Visual impairment is a significant global health issue affecting 2.2 billion individuals, with at least 1 billion of these cases being preventable. Current treatments manage symptoms or slow progression without addressing root causes. Devastating and irreversible vision loss is associated with retinal degenerative diseases, drawing attention to regenerative medicine-based therapeutic approaches for vision protection and restoration. Stem cell therapies show promise in replacing damaged retinal cells and reducing inflammation. Extracellular vesicles and exosomes derived from stem cells also protect retinal cells and promote repair by delivering therapeutic molecules. Bioactive molecules and growth factors can protect retinal cells from degeneration, thus prolonging vision.
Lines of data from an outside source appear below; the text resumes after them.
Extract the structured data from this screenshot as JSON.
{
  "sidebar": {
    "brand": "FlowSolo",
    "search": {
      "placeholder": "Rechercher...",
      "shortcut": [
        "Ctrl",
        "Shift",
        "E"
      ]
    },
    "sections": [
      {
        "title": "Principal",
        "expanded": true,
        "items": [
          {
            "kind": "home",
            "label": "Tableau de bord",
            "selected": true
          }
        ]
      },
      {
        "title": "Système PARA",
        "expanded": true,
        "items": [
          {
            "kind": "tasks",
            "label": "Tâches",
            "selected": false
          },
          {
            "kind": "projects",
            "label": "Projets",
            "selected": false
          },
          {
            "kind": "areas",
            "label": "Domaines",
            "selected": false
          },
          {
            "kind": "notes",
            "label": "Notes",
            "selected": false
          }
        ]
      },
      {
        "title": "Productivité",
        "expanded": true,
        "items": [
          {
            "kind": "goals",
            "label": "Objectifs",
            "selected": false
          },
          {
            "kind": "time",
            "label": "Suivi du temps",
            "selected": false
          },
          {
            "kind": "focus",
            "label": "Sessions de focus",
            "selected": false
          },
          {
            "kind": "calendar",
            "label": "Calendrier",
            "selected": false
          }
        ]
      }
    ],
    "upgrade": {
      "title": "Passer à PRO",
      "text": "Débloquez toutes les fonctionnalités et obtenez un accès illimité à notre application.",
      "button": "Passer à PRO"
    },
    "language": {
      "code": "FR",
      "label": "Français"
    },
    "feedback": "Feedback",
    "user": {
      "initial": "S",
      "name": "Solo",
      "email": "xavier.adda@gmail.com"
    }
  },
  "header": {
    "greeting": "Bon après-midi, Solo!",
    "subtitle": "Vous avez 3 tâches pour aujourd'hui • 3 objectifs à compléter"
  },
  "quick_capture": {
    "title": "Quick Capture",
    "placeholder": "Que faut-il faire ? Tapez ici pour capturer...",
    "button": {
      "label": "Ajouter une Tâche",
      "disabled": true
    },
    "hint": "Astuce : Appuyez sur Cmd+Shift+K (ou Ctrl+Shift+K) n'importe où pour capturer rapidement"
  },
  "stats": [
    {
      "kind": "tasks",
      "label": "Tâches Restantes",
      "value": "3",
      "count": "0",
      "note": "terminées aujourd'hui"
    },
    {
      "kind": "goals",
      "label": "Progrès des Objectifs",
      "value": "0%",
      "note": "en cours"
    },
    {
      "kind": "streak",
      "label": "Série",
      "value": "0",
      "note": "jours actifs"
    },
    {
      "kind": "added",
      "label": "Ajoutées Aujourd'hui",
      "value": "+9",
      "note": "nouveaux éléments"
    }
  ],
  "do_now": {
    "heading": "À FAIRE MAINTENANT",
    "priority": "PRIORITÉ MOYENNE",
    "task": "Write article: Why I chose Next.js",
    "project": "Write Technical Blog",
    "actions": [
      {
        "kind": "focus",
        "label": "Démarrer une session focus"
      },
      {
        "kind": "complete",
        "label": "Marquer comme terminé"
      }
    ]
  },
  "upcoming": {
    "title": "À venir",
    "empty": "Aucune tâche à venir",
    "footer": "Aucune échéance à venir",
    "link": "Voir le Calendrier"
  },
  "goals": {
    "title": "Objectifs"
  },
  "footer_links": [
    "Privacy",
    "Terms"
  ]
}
Gene therapy for inherited retinal diseases can correct genetic defects or introduce healthy genes and needs to be further explored for efficacy and safety. While challenges such as delivery methods and immune rejection remain, these innovative approaches could revolutionize treatment, potentially halting or reversing vision loss. Combining these therapies may provide a more comprehensive approach, improving the quality of life for millions affected by retinal degenerative diseases. Continued basic research followed by clinical trials is essential to ensure the safety and effectiveness of stem cell and gene therapy before widespread adoption.